Quatre témoignages pour évoquer quatre époques
À la demande du maire, quatre grands témoins ont raconté « leur » Castillon. Dépeignant quatre époques bien différentes.
✏ Jean Raybaut :
« Je n’ai pas connu le premier village mais j’en ai souvent et longtemps entendu parler. Tous mes ancêtres y sont nés et y ont vécu », introduit le félibre, racontant qu’un matin, sa grand-mère a été réveillée par des secousses. « Elle a eu l’étrange sensation de voir les étoiles depuis son lit. On lui apprit plus tard qu’il y avait eu un tremblement de terre. » Qui impliqua un premier déplacement. « Le village était en ruine mais pas totalement détruit », glisse Jean Raybaut, lui qui a bien connu le deuxième. «Les rares véhicules qui entraient attiraient l’attention de tous. Le silence habituel changeait quand il y avait de la neige. Cela nous plaisait beaucoup », décrit-il, ajoutant dans un sourire que tout le monde était plus ou moins parent. Au point que les mots monsieur ou madame n’existaient pas. « Dans ce village, on ne parlait pas français, on parlait le castillonais. »
✏ Pierre Dental
Dans le premier village, les constructions sans chaux et sans mortier favorisaient l’irrigation. « Les pentes inhospitalières sont devenues des terres cultivées. » Le règne des pommes de terre, des haricots, du pois chiche, du blé, du seigle. Et même de la vigne. Le paradis pour les chèvres et moutons. Après des siècles de guerre et de changements de domination, Castillon redevient français en 1796. Le 23 février 1887, quatre secousses destructrices surviennent. Les Castillonnais sont contraints à quitter leur maison. « Le département compte huit victimes, tandis qu’en Ligurie, on en dénombre 640. C’est la désolation totale, le village n’est qu’amas de pierres et de gravats. Les rues sont méconnaissables. Les habitants nettoient courageusement. Mais le village est à terre, définitivement vaincu. » Il faut le reconstruire sur un autre emplacement.
✏ Mme Hugues
Le deuxième village naît à la charnière des deux siècles. Il n’y a alors pas d’eau courante. Un semblant de confort s’installe avec l’arrivée de l’électricité au début des années 1900. « L’essentiel provient de l’extérieur grâce aux marchands ambulants. » Bien que déjà très touché à son échelle, Castillon n’échappe pas aux affres de l’histoire française.

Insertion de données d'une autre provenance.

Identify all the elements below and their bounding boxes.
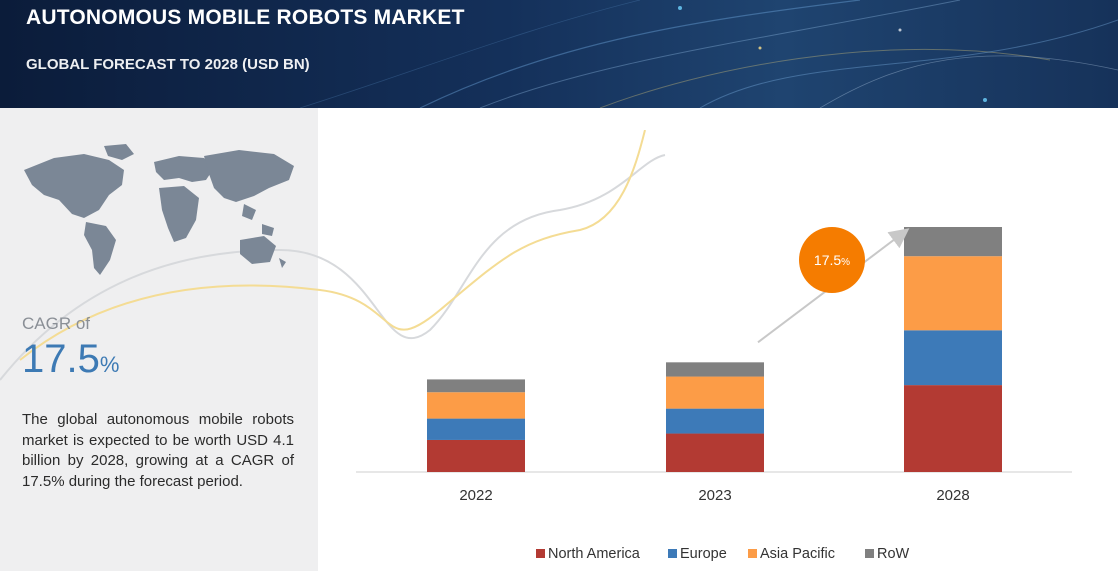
legend-swatch: [536, 549, 545, 558]
cagr-badge: [799, 227, 865, 293]
bar-2028-asia-pacific: [904, 256, 1002, 331]
bar-2023-north-america: [666, 433, 764, 472]
cagr-label: CAGR of: [22, 314, 91, 333]
banner-light-trails: [299, 0, 1118, 108]
legend-swatch: [865, 549, 874, 558]
cagr-value: 17.5%: [22, 336, 119, 388]
summary-text: The global autonomous mobile robots mark…: [22, 411, 294, 490]
bar-2023-europe: [666, 408, 764, 434]
bar-2028-row: [904, 227, 1002, 257]
bar-2022-asia-pacific: [427, 392, 525, 419]
cagr-number: 17.5: [22, 337, 100, 381]
x-tick-label: 2028: [936, 487, 969, 504]
bar-2028-europe: [904, 330, 1002, 386]
cagr-badge-label: 17.5%: [814, 252, 850, 268]
x-tick-label: 2022: [459, 487, 492, 504]
page-title: AUTONOMOUS MOBILE ROBOTS MARKET: [26, 6, 465, 29]
bar-2028-north-america: [904, 385, 1002, 472]
legend-label: Asia Pacific: [760, 546, 835, 562]
bar-2023-row: [666, 362, 764, 377]
header-banner: AUTONOMOUS MOBILE ROBOTS MARKET GLOBAL F…: [0, 0, 1118, 108]
legend-swatch: [668, 549, 677, 558]
bar-2023-asia-pacific: [666, 376, 764, 409]
legend-label: North America: [548, 546, 641, 562]
legend-swatch: [748, 549, 757, 558]
legend-label: Europe: [680, 546, 727, 562]
stacked-bar-chart: 2022 2023 2028 17.5% North America Europe Asia…: [356, 227, 1072, 562]
bar-2022-north-america: [427, 439, 525, 472]
cagr-unit: %: [99, 352, 120, 377]
bar-2022-europe: [427, 418, 525, 440]
bar-2022-row: [427, 379, 525, 393]
legend-label: RoW: [877, 546, 910, 562]
page-subtitle: GLOBAL FORECAST TO 2028 (USD BN): [26, 56, 310, 73]
world-map-icon: [24, 144, 294, 275]
decorative-swoosh: [0, 130, 666, 381]
x-tick-label: 2023: [698, 487, 731, 504]
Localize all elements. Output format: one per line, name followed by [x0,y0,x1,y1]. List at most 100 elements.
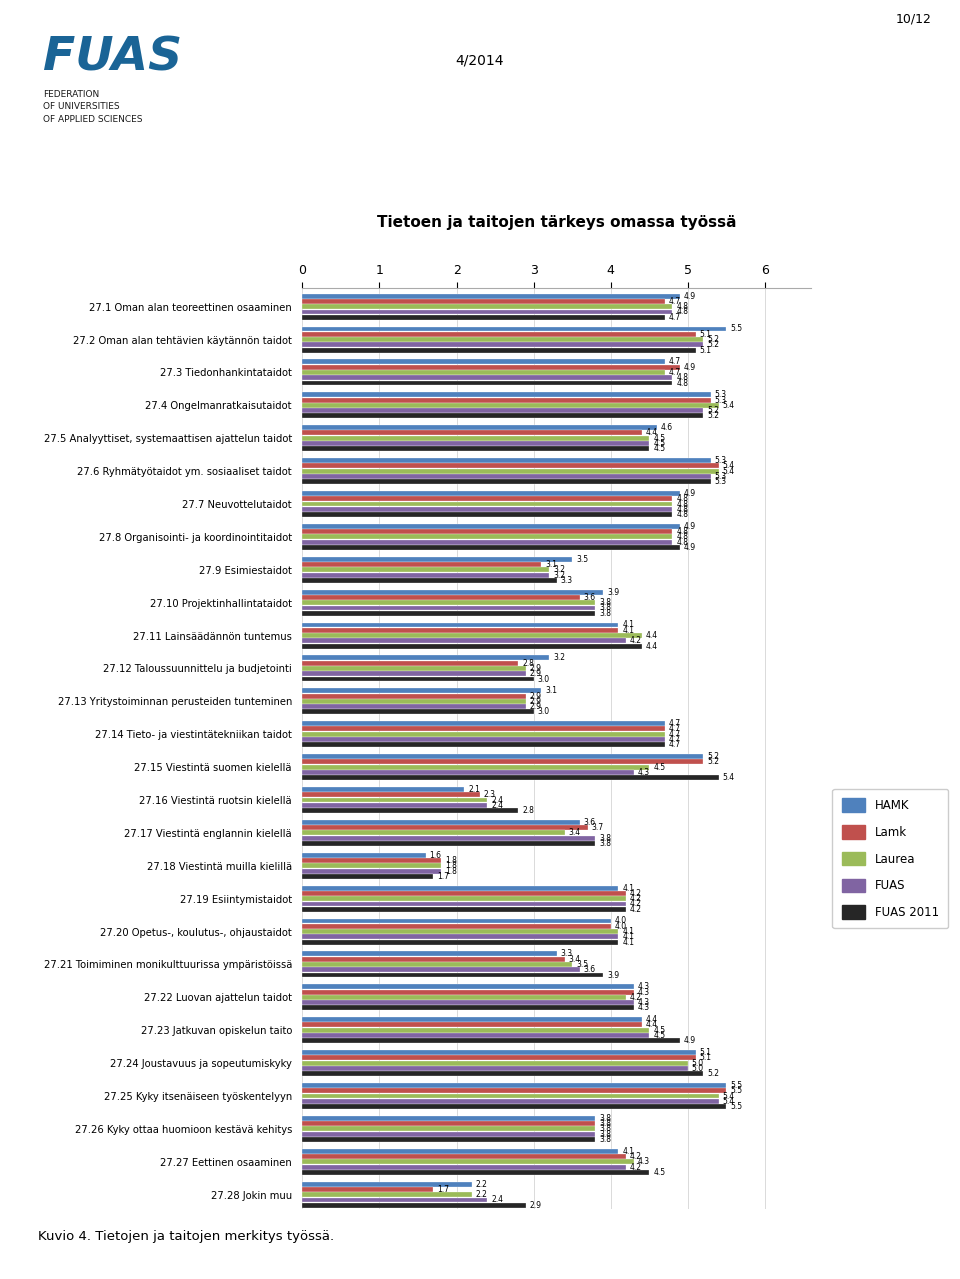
Text: 2.9: 2.9 [530,692,541,701]
Bar [302,1137,595,1142]
Text: 5.1: 5.1 [700,345,711,354]
Bar [302,820,580,825]
Text: 5.5: 5.5 [731,1081,742,1090]
Text: 5.3: 5.3 [715,477,727,486]
Text: 4.9: 4.9 [684,489,696,498]
Bar [302,842,595,845]
Text: 4.4: 4.4 [645,642,658,651]
Text: 4.8: 4.8 [676,510,688,519]
Text: 4.8: 4.8 [676,505,688,514]
Text: 4.3: 4.3 [637,1157,650,1166]
Text: 4.1: 4.1 [622,927,635,936]
Bar [302,1017,641,1022]
Text: 3.8: 3.8 [599,1129,612,1138]
Text: 3.9: 3.9 [607,971,619,980]
Bar [302,787,465,792]
Text: 3.1: 3.1 [545,687,557,696]
Bar [302,545,680,550]
Bar [302,365,680,370]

La Grande guerre emporte ainsi douze Castillonnais. « Un d’entre eux s’est retrouvé dans la glaise du Chemin des dames, un autre est mort sous les obus, un a disparu avec un sous-marin dans le détroit des Dardanelles. D’autres encore meurent sous les gaz. Ceux qui reviennent traînent un sentiment de souffrance et d’injustice » ,expose Mme Hugues, très émue. Le chantier du fort de Castillon démarre en 1930, sur le rocher où se trouvait le premier village. Et c’est bien sa présence qui précipite la destruction du 2e village. « Castillon, qui vient à peine de se reconstruire, subit de nouveau le malheur. » En 1940, l’ouvrage défensif permet de repousser l’assaillant italien. Après l’armistice entre la France et l’Italie, les habitants reviennent au village. Et se tournent encore vers la terre pour survivre. En septembre 43, la Résistance s’organise contre les Allemands. Avec, notamment, un groupe de 26 Sospellois, 8 Castillonnais, 2 Moulinois. De violents combats opposent les forces américaines et canadiennes aux Allemands. « Face à l’impuissance de la force terrestre, le choix se porte sur l’artillerie de marine. Une décision qui scelle le sort du village – victime d’un déluge d’obus. » Les dizaines de Castillonnais qui restaient sont de nouveau évacuées. « Le village est dévasté. Comme un symbole, seule l’église dispose encore de quatre murs. » Une seconde fois, les habitants sont contraints de tout reconstruire.
✏ Alicia Chantreau.
Castillon ne compte plus que 37 habitants. Son précédent emplacement étant devenu inconstructible, Castillon le neuf est bâti 3km plus bas. La renaissance débute en 1946. Le 22 octobre 1951, grâce à l’aide de Beausoleil et de la SBM, un nouveau village voit officiellement le jour dans un style néo provençal. « SaintJulien, le patron du village, donne son nom à la nouvelle église en 1952. » Mais après l’exode lié à la destruction, c’est l’exode rural qui sévit. Le projet « Castillon renouveau » impulse une marche en avant, marquée par l’inauguration des arcades du Serre en 1988. Aujourd’hui, le village compte 416 habitants. Et de nouveaux équipements. Ainsi que des perspectives d’avenir, pourquoi pas, dans la permaculture.